I think that having the kwarg be on extension_module was the right choice and moreover I don't see how it could be used via either the dependency or find_installation to begin with. A limited API module does more than just pass a define: it changes the name of the extension module filename itself.

It's fundamentally not about what kind of dependency you retrieve from your own upstreams, but rather about what kind of artifacts you yourself create.

eli-schwartz commented 3 weeks ago

find_installation I could hear inasmuch as all it would do is change the default value of the limited API when invoking extension_module. Just like how pure works -- you can always override it per installed object. Ultimately it is data tied to the installed object, not the py_installation.

rgommers commented 3 weeks ago

find_installation I could hear inasmuch as all it would do is change the default value of the limited API when invoking extension_module. Just like how pure works

Exactly, that - it's a close analogy. Just like for pure it'll be less verbose and less error-prone to set the default value once in find_installation.

Ultimately it is data tied to the installed object, not the py_installation.

Sure, agreed.

lgarrison commented 3 weeks ago

find_installation I could hear inasmuch as all it would do is change the default value of the limited API when invoking extension_module. Just like how pure works

In terms of implementation, would it be okay for the logic that generates the -DPy_LIMITED_API define to be upstreamed from the extension_module to the Python dependency or installation? That way non-extensions (i.e. nanobind) could inherit it.

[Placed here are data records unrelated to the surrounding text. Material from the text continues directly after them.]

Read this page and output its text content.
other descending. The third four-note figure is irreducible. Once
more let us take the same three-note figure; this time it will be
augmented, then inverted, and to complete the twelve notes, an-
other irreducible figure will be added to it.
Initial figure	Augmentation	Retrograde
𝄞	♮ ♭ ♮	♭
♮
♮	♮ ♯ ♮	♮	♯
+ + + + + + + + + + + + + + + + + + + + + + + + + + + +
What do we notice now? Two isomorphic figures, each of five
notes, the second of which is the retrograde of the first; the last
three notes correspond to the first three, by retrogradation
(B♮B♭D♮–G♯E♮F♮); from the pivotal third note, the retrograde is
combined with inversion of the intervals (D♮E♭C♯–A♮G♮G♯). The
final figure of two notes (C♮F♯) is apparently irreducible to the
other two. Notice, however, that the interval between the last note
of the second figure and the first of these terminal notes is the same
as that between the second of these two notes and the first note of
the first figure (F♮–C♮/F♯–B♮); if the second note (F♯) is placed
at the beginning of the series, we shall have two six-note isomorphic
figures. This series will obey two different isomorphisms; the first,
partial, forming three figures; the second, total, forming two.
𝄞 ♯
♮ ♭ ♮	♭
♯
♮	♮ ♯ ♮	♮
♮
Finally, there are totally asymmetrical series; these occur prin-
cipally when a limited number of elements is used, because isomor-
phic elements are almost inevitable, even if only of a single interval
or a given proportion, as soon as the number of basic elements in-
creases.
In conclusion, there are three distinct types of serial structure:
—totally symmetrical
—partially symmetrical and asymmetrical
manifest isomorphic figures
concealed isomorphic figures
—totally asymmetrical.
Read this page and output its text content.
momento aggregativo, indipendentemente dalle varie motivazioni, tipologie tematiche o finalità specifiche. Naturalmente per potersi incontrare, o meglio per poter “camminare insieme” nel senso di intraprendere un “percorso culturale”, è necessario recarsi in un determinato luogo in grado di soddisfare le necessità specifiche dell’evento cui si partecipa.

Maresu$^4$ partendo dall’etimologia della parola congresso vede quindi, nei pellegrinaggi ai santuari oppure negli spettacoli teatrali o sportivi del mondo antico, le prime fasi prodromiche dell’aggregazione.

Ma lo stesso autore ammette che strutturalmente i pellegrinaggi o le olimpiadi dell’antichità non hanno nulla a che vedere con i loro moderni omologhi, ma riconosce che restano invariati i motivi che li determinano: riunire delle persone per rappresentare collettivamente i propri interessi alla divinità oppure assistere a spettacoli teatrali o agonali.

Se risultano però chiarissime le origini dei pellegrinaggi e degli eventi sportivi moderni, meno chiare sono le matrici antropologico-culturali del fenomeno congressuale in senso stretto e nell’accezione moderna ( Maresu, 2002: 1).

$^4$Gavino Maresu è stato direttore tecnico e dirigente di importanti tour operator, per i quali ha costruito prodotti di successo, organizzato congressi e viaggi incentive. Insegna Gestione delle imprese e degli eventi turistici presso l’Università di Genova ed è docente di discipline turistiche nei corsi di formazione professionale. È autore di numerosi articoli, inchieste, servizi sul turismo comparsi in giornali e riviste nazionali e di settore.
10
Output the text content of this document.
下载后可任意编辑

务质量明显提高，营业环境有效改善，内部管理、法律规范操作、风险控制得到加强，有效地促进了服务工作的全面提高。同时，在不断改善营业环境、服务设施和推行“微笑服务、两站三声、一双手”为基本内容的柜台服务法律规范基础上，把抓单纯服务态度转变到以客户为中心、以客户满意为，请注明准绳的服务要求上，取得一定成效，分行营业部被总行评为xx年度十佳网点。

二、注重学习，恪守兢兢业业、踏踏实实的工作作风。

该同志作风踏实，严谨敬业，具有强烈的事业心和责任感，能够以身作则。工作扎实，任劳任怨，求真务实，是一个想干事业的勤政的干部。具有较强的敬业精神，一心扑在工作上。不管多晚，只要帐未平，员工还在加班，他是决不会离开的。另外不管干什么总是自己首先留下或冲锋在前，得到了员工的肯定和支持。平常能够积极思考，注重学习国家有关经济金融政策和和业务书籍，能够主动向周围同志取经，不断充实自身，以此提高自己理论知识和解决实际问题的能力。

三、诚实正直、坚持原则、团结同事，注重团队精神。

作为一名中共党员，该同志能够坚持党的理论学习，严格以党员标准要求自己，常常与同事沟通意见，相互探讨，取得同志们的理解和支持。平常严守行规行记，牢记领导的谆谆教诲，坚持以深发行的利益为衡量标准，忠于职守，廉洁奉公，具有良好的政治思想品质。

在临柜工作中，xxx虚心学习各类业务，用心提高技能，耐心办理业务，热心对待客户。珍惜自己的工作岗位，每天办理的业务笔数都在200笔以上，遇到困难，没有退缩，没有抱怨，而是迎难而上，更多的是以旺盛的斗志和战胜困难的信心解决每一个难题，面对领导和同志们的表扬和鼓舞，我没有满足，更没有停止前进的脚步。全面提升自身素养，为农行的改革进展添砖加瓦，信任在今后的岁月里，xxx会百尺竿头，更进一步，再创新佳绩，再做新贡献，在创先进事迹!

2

From an extension_module API perspective, I agree that it would just look like the find_installation option changes the default.

amcn commented 3 weeks ago

find_installation I could hear inasmuch as all it would do is change the default value of the limited API when invoking extension_module. Just like how pure works -- you can always override it per installed object. Ultimately it is data tied to the installed object, not the py_installation.

This is what I meant by a better API: having it be a default but overridable. And also having its behaviour be like pure.

I don't think it needs to be an API change, right? It's only a new keyword for find_installation, with the default being false so it's backwards-compatible to add. The keyword doesn't need to be removed from extension_module.

I was envisaging situations where we might need to detect if a user set a limited_api value for find_installation but then sets a different, potentially incompatible limited_api value when declaring their extension_module. Is this something that is likely to occur?

pymod = import('python')
py3_inst = pymod.find_installation(
  limited_api: '3.10'
)

# 'limited_api' unspecified, defaults to 3.10 from the installation.
my_mod = py3_inst.extension_module(
  'my_mod.c'
)

# manually overriden to 3.8
my_other_mod = py3_inst.extension_module(
  'my_other_mod.c',
  limited_api: '3.8'
)

Huh, maybe this is perfectly fine in fact, now that I've written it out and read it back to myself.